In your response to a comment about the MEMS mirror used, you pointed out that "The MEMS mirror is a proprietary design of Scinvivo," but in my opinion, this information is not enough, since it is precisely the fact that you found a good MEMS mirror and managed to build a probe head on it that is the main aspect of the novelty of your work.  At least indicate the patent number and manufacturer – and not in the answers to the reviewer, but directly in the text of the article. In addition to the above, it should be added that the MEMS mirror has positioning control systems (I draw this conclusion from your answer) - this, again, is important from the point of view of describing the sensor and the mechanism by which you get one with the best resolution from two consecutive B-scans.

 

Row 81. I may be finding fault, but traditionally, capital letters are used in writing "A-scan" and "B-scan" (in line 122 and beyond, you use the usual spelling).

Row 380 The difference between the simulated and experimental focus distance of 0.1 mm with a Rayleigh length of about 3 mm is so insignificant that it should hardly be mentioned in the work. However, the question arises, how does this relate to the value of 7.7 mm in table 1 and line 236?

Author Response

In your response to a comment about the MEMS mirror used, you pointed out that "The MEMS mirror is a proprietary design of Scinvivo," but in my opinion, this information is not enough, since it is precisely the fact that you found a good MEMS mirror and managed to build a probe head on it that is the main aspect of the novelty of your work.  At least indicate the patent number and manufacturer – and not in the answers to the reviewer, but directly in the text of the article.

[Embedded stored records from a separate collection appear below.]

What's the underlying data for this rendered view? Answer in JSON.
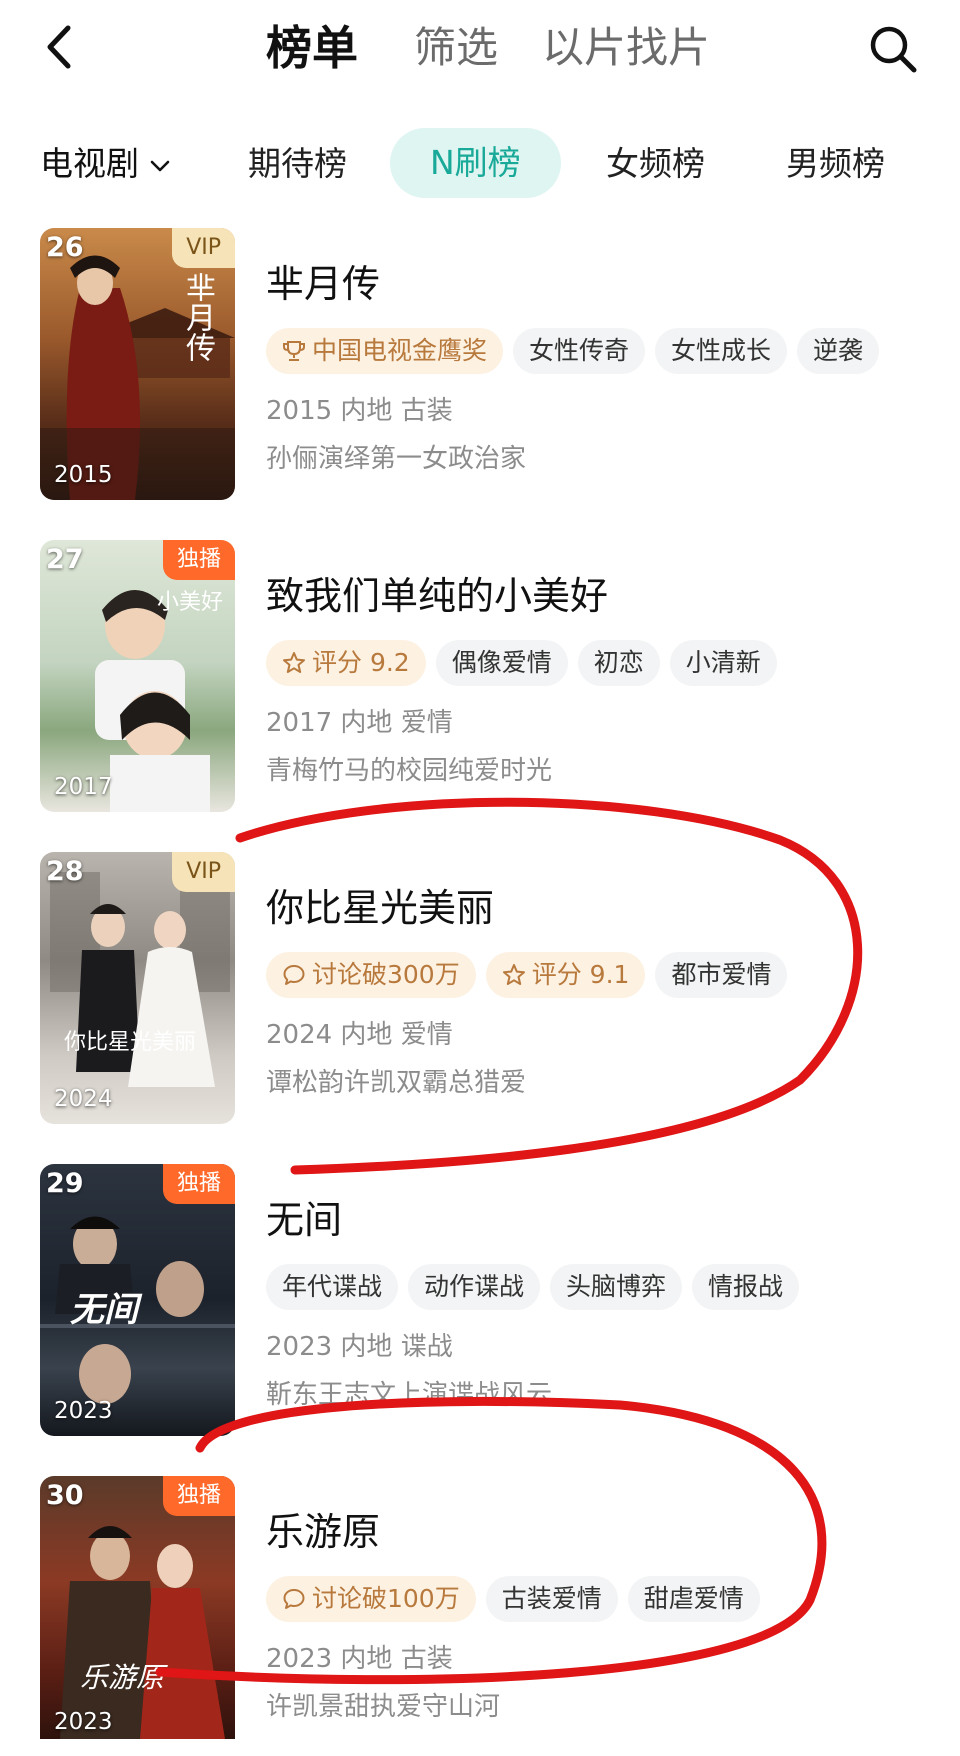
{
  "header": {
    "tabs": [
      "榜单",
      "筛选",
      "以片找片"
    ],
    "active_index": 0
  },
  "rank_tabs": {
    "category": "电视剧",
    "tabs": [
      "期待榜",
      "N刷榜",
      "女频榜",
      "男频榜"
    ],
    "active_index": 1
  },
  "colors": {
    "accent": "#19a998",
    "highlight_tag_text": "#b8793d",
    "exclusive_badge": "#ff6a2b",
    "vip_badge": "#f6e4b8",
    "annotation_red": "#e01515"
  },
  "items": [
    {
      "rank": "26",
      "badge": "VIP",
      "badge_type": "vip",
      "poster_year": "2015",
      "poster_text": "芈月传",
      "title": "芈月传",
      "tags": [
        {
          "icon": "trophy-icon",
          "text": "中国电视金鹰奖",
          "highlight": true
        },
        {
          "text": "女性传奇"
        },
        {
          "text": "女性成长"
        },
        {
          "text": "逆袭"
        }
      ],
      "meta": "2015 内地 古装",
      "desc": "孙俪演绎第一女政治家"
    },
    {
      "rank": "27",
      "badge": "独播",
      "badge_type": "exclusive",
      "poster_year": "2017",
      "poster_text": "小美好",
      "title": "致我们单纯的小美好",
      "tags": [
        {
          "icon": "star-icon",
          "text": "评分 9.2",
          "highlight": true
        },
        {
          "text": "偶像爱情"
        },
        {
          "text": "初恋"
        },
        {
          "text": "小清新"
        }
      ],
      "meta": "2017 内地 爱情",
      "desc": "青梅竹马的校园纯爱时光"
    },
    {
      "rank": "28",
      "badge": "VIP",
      "badge_type": "vip",
      "poster_year": "2024",
      "poster_text": "你比星光美丽",
      "title": "你比星光美丽",
      "tags": [
        {
          "icon": "comment-icon",
          "text": "讨论破300万",
          "highlight": true
        },
        {
          "icon": "star-icon",
          "text": "评分 9.1",
          "highlight": true
        },
        {
          "text": "都市爱情"
        }
      ],
      "meta": "2024 内地 爱情",
      "desc": "谭松韵许凯双霸总猎爱"
    },
    {
      "rank": "29",
      "badge": "独播",
      "badge_type": "exclusive",
      "poster_year": "2023",
      "poster_text": "无间",
      "title": "无间",
      "tags": [
        {
          "text": "年代谍战"
        },
        {
          "text": "动作谍战"
        },
        {
          "text": "头脑博弈"
        },
        {
          "text": "情报战"
        }
      ],
      "meta": "2023 内地 谍战",
      "desc": "靳东王志文上演谍战风云"
    },
    {
      "rank": "30",
      "badge": "独播",
      "badge_type": "exclusive",
      "poster_year": "2023",
      "poster_text": "乐游原",
      "title": "乐游原",
      "tags": [
        {
          "icon": "comment-icon",
          "text": "讨论破100万",
          "highlight": true
        },
        {
          "text": "古装爱情"
        },
        {
          "text": "甜虐爱情"
        }
      ],
      "meta": "2023 内地 古装",
      "desc": "许凯景甜执爱守山河"
    }
  ]
}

Answer: We thank the reviewer for his comment, we added the patent number and manufacturer directly in the text, line 101-102: ‘An optomechanical catheter (Scinvivo BV, Eindhoven, the Netherlands, patent number: NL2020564B1), was designed for eventually in-vivo imaging, housing both the focussing optics and the MEMS mirror.’ 

 

In addition to the above, it should be added that the MEMS mirror has positioning control systems (I draw this conclusion from your answer) - this, again, is important from the point of view of describing the sensor and the mechanism by which you get one with the best resolution from two consecutive B-scans.

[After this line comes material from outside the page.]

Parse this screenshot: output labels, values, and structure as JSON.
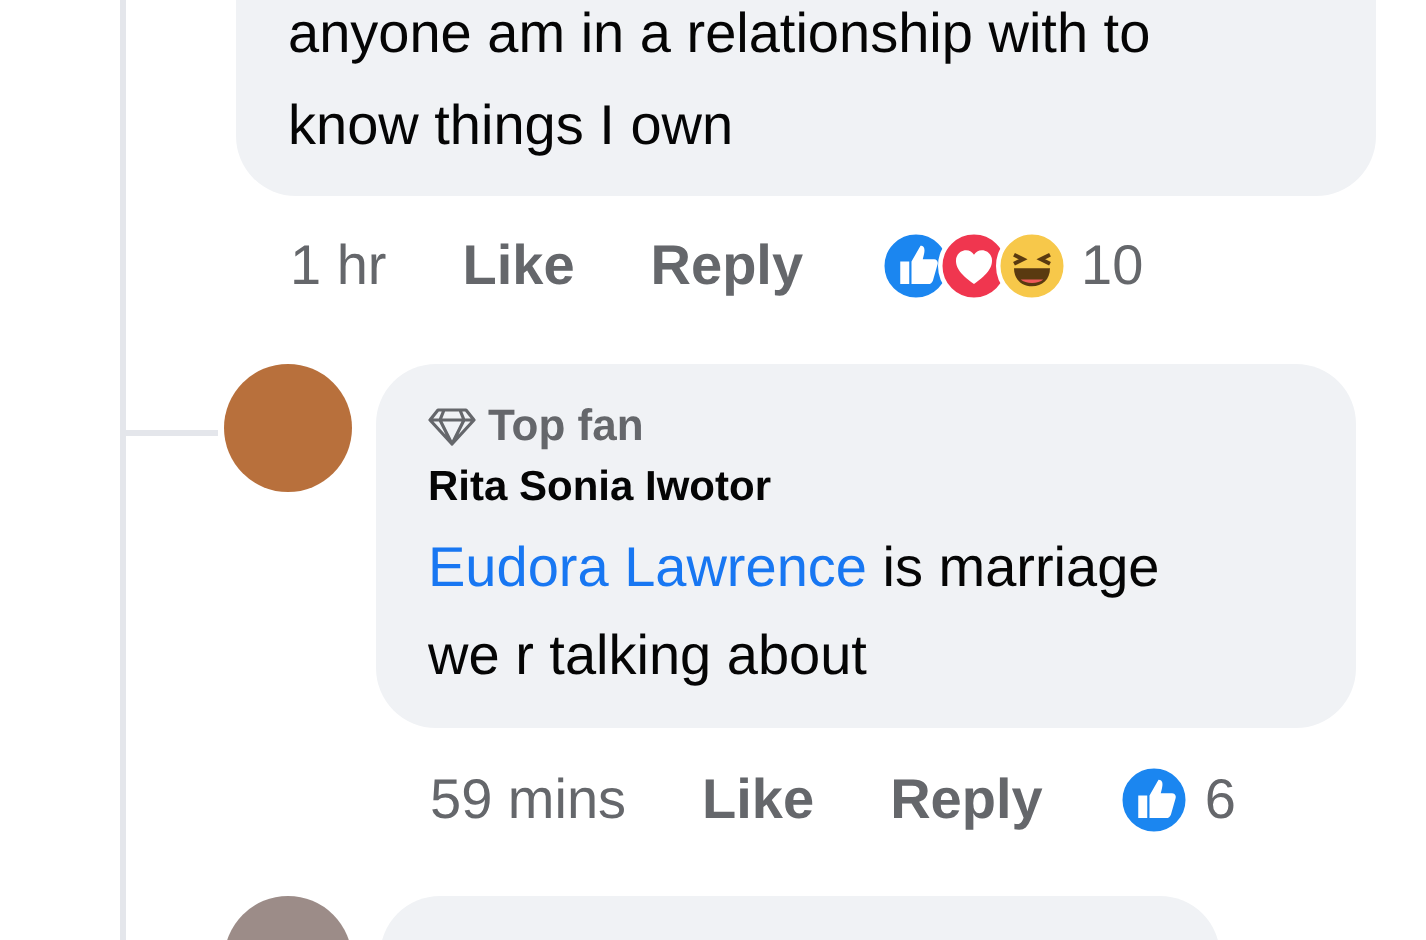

Answer: To clear this up, we added the following sentence in line 123-124: ‘The ASIC driver further comprises a feedback input to receive a feedback signal indicative for a rotational state of the rotor vs the stator of the MEMS mirror.‘

 

Row 81. I may be finding fault, but traditionally, capital letters are used in writing "A-scan" and "B-scan" (in line 122 and beyond, you use the usual spelling).

We agree with the reviewer and changed the wording into A-scan and B-scan

 

Row 380 The difference between the simulated and experimental focus distance of 0.1 mm witha Rayleigh length of about 3 mm is so insignificant that it should hardly be mentioned in the work.However, the question arises, how does this relate to the value of 7.7 mm in table 1 and line236?

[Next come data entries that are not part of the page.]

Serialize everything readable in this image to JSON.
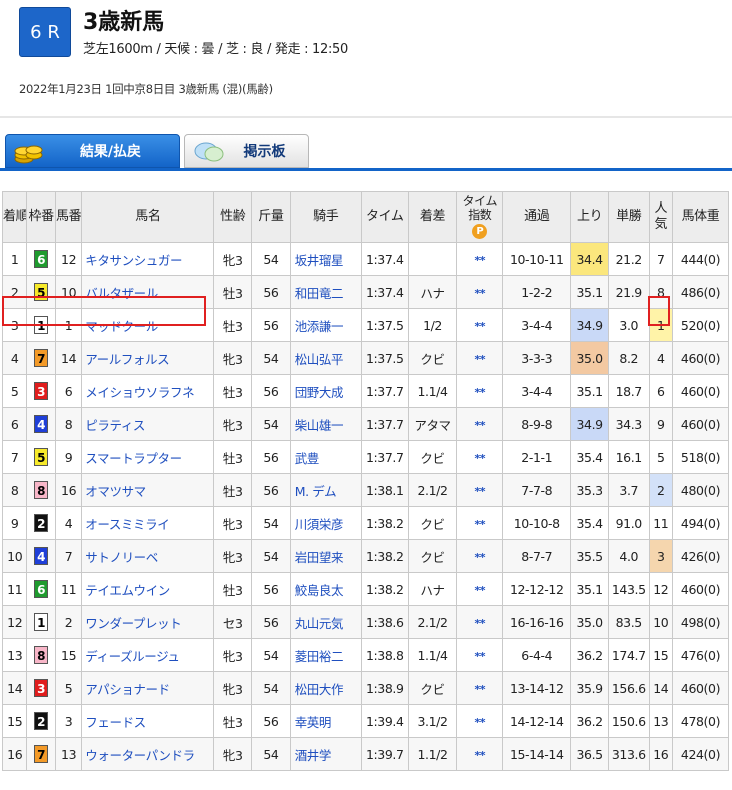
{
  "race": {
    "number": "6 R",
    "title": "3歳新馬",
    "conditions": "芝左1600m / 天候 : 曇 / 芝 : 良 / 発走 : 12:50",
    "info": "2022年1月23日 1回中京8日目 3歳新馬 (混)(馬齢)"
  },
  "tabs": [
    {
      "label": "結果/払戻",
      "icon": "coins-icon"
    },
    {
      "label": "掲示板",
      "icon": "speech-bubble-icon"
    }
  ],
  "columns": {
    "rank": "着順",
    "waku": "枠番",
    "num": "馬番",
    "name": "馬名",
    "sexage": "性齢",
    "weight": "斤量",
    "jockey": "騎手",
    "time": "タイム",
    "margin": "着差",
    "index": "タイム指数",
    "passing": "通過",
    "last3f": "上り",
    "odds": "単勝",
    "pop": "人気",
    "body": "馬体重",
    "index_badge": "P"
  },
  "rows": [
    {
      "rank": "1",
      "waku": "6",
      "num": "12",
      "name": "キタサンシュガー",
      "sexage": "牝3",
      "weight": "54",
      "jockey": "坂井瑠星",
      "time": "1:37.4",
      "margin": "",
      "index": "**",
      "passing": "10-10-11",
      "last3f": "34.4",
      "odds": "21.2",
      "pop": "7",
      "body": "444(0)"
    },
    {
      "rank": "2",
      "waku": "5",
      "num": "10",
      "name": "バルタザール",
      "sexage": "牡3",
      "weight": "56",
      "jockey": "和田竜二",
      "time": "1:37.4",
      "margin": "ハナ",
      "index": "**",
      "passing": "1-2-2",
      "last3f": "35.1",
      "odds": "21.9",
      "pop": "8",
      "body": "486(0)"
    },
    {
      "rank": "3",
      "waku": "1",
      "num": "1",
      "name": "マッドクール",
      "sexage": "牡3",
      "weight": "56",
      "jockey": "池添謙一",
      "time": "1:37.5",
      "margin": "1/2",
      "index": "**",
      "passing": "3-4-4",
      "last3f": "34.9",
      "odds": "3.0",
      "pop": "1",
      "body": "520(0)"
    },
    {
      "rank": "4",
      "waku": "7",
      "num": "14",
      "name": "アールフォルス",
      "sexage": "牝3",
      "weight": "54",
      "jockey": "松山弘平",
      "time": "1:37.5",
      "margin": "クビ",
      "index": "**",
      "passing": "3-3-3",
      "last3f": "35.0",
      "odds": "8.2",
      "pop": "4",
      "body": "460(0)"
    },
    {
      "rank": "5",
      "waku": "3",
      "num": "6",
      "name": "メイショウソラフネ",
      "sexage": "牡3",
      "weight": "56",
      "jockey": "団野大成",
      "time": "1:37.7",
      "margin": "1.1/4",
      "index": "**",
      "passing": "3-4-4",
      "last3f": "35.1",
      "odds": "18.7",
      "pop": "6",
      "body": "460(0)"
    },
    {
      "rank": "6",
      "waku": "4",
      "num": "8",
      "name": "ピラティス",
      "sexage": "牝3",
      "weight": "54",
      "jockey": "柴山雄一",
      "time": "1:37.7",
      "margin": "アタマ",
      "index": "**",
      "passing": "8-9-8",
      "last3f": "34.9",
      "odds": "34.3",
      "pop": "9",
      "body": "460(0)"
    },
    {
      "rank": "7",
      "waku": "5",
      "num": "9",
      "name": "スマートラプター",
      "sexage": "牡3",
      "weight": "56",
      "jockey": "武豊",
      "time": "1:37.7",
      "margin": "クビ",
      "index": "**",
      "passing": "2-1-1",
      "last3f": "35.4",
      "odds": "16.1",
      "pop": "5",
      "body": "518(0)"
    },
    {
      "rank": "8",
      "waku": "8",
      "num": "16",
      "name": "オマツサマ",
      "sexage": "牡3",
      "weight": "56",
      "jockey": "M. デム",
      "time": "1:38.1",
      "margin": "2.1/2",
      "index": "**",
      "passing": "7-7-8",
      "last3f": "35.3",
      "odds": "3.7",
      "pop": "2",
      "body": "480(0)"
    },
    {
      "rank": "9",
      "waku": "2",
      "num": "4",
      "name": "オースミミライ",
      "sexage": "牝3",
      "weight": "54",
      "jockey": "川須栄彦",
      "time": "1:38.2",
      "margin": "クビ",
      "index": "**",
      "passing": "10-10-8",
      "last3f": "35.4",
      "odds": "91.0",
      "pop": "11",
      "body": "494(0)"
    },
    {
      "rank": "10",
      "waku": "4",
      "num": "7",
      "name": "サトノリーベ",
      "sexage": "牝3",
      "weight": "54",
      "jockey": "岩田望来",
      "time": "1:38.2",
      "margin": "クビ",
      "index": "**",
      "passing": "8-7-7",
      "last3f": "35.5",
      "odds": "4.0",
      "pop": "3",
      "body": "426(0)"
    },
    {
      "rank": "11",
      "waku": "6",
      "num": "11",
      "name": "テイエムウイン",
      "sexage": "牡3",
      "weight": "56",
      "jockey": "鮫島良太",
      "time": "1:38.2",
      "margin": "ハナ",
      "index": "**",
      "passing": "12-12-12",
      "last3f": "35.1",
      "odds": "143.5",
      "pop": "12",
      "body": "460(0)"
    },
    {
      "rank": "12",
      "waku": "1",
      "num": "2",
      "name": "ワンダープレット",
      "sexage": "セ3",
      "weight": "56",
      "jockey": "丸山元気",
      "time": "1:38.6",
      "margin": "2.1/2",
      "index": "**",
      "passing": "16-16-16",
      "last3f": "35.0",
      "odds": "83.5",
      "pop": "10",
      "body": "498(0)"
    },
    {
      "rank": "13",
      "waku": "8",
      "num": "15",
      "name": "ディーズルージュ",
      "sexage": "牝3",
      "weight": "54",
      "jockey": "菱田裕二",
      "time": "1:38.8",
      "margin": "1.1/4",
      "index": "**",
      "passing": "6-4-4",
      "last3f": "36.2",
      "odds": "174.7",
      "pop": "15",
      "body": "476(0)"
    },
    {
      "rank": "14",
      "waku": "3",
      "num": "5",
      "name": "アパショナード",
      "sexage": "牝3",
      "weight": "54",
      "jockey": "松田大作",
      "time": "1:38.9",
      "margin": "クビ",
      "index": "**",
      "passing": "13-14-12",
      "last3f": "35.9",
      "odds": "156.6",
      "pop": "14",
      "body": "460(0)"
    },
    {
      "rank": "15",
      "waku": "2",
      "num": "3",
      "name": "フェードス",
      "sexage": "牡3",
      "weight": "56",
      "jockey": "幸英明",
      "time": "1:39.4",
      "margin": "3.1/2",
      "index": "**",
      "passing": "14-12-14",
      "last3f": "36.2",
      "odds": "150.6",
      "pop": "13",
      "body": "478(0)"
    },
    {
      "rank": "16",
      "waku": "7",
      "num": "13",
      "name": "ウォーターパンドラ",
      "sexage": "牝3",
      "weight": "54",
      "jockey": "酒井学",
      "time": "1:39.7",
      "margin": "1.1/2",
      "index": "**",
      "passing": "15-14-14",
      "last3f": "36.5",
      "odds": "313.6",
      "pop": "16",
      "body": "424(0)"
    }
  ],
  "highlights": {
    "last3f_top": [
      "yellow",
      "",
      "blue",
      "orange",
      "",
      "blue",
      "",
      "",
      "",
      "",
      "",
      "",
      "",
      "",
      "",
      ""
    ],
    "pop_top": [
      "",
      "",
      "yellow",
      "",
      "",
      "",
      "",
      "blue",
      "",
      "orange",
      "",
      "",
      "",
      "",
      "",
      ""
    ]
  },
  "colors": {
    "accent": "#1364c8",
    "highlight_border": "#e02020",
    "waku": {
      "1": "#ffffff",
      "2": "#111111",
      "3": "#e01d1d",
      "4": "#1f3fd8",
      "5": "#f7ea2a",
      "6": "#1f9a2e",
      "7": "#f39a28",
      "8": "#f8b6c8"
    }
  }
}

Answer: We thank the reviewer for this observation. We went back to the Zemax simulation and redid the Rayleigh length calculation again. This resulted in some differences mainly because we used the wrong input for the fibre NA. We therefor changed the Rayleigh length values in the table and text accordingly in lines 238 – 247.

As to your question on how this relates to the value of 7.7 mm obtained from the simulation? We observed an increase in the distance of the focal position relative to the MEMS mirror for the experimental measurement compared to the Zemax predictions.

We therefor added the following text to the discussion, line 286-391:  ‘This can be explained by small differences in the real optical system compared to the simulated one. Through zemax simulations, it was found that a 50 micron increase in the length of the GRIN component could explain the observed shift. Such a shift would also match the observed increase in spot size and corresponding increase in Rayleigh length. It should be noted, however, that these deviations of the experimental beam profile do not compromise imaging quality.’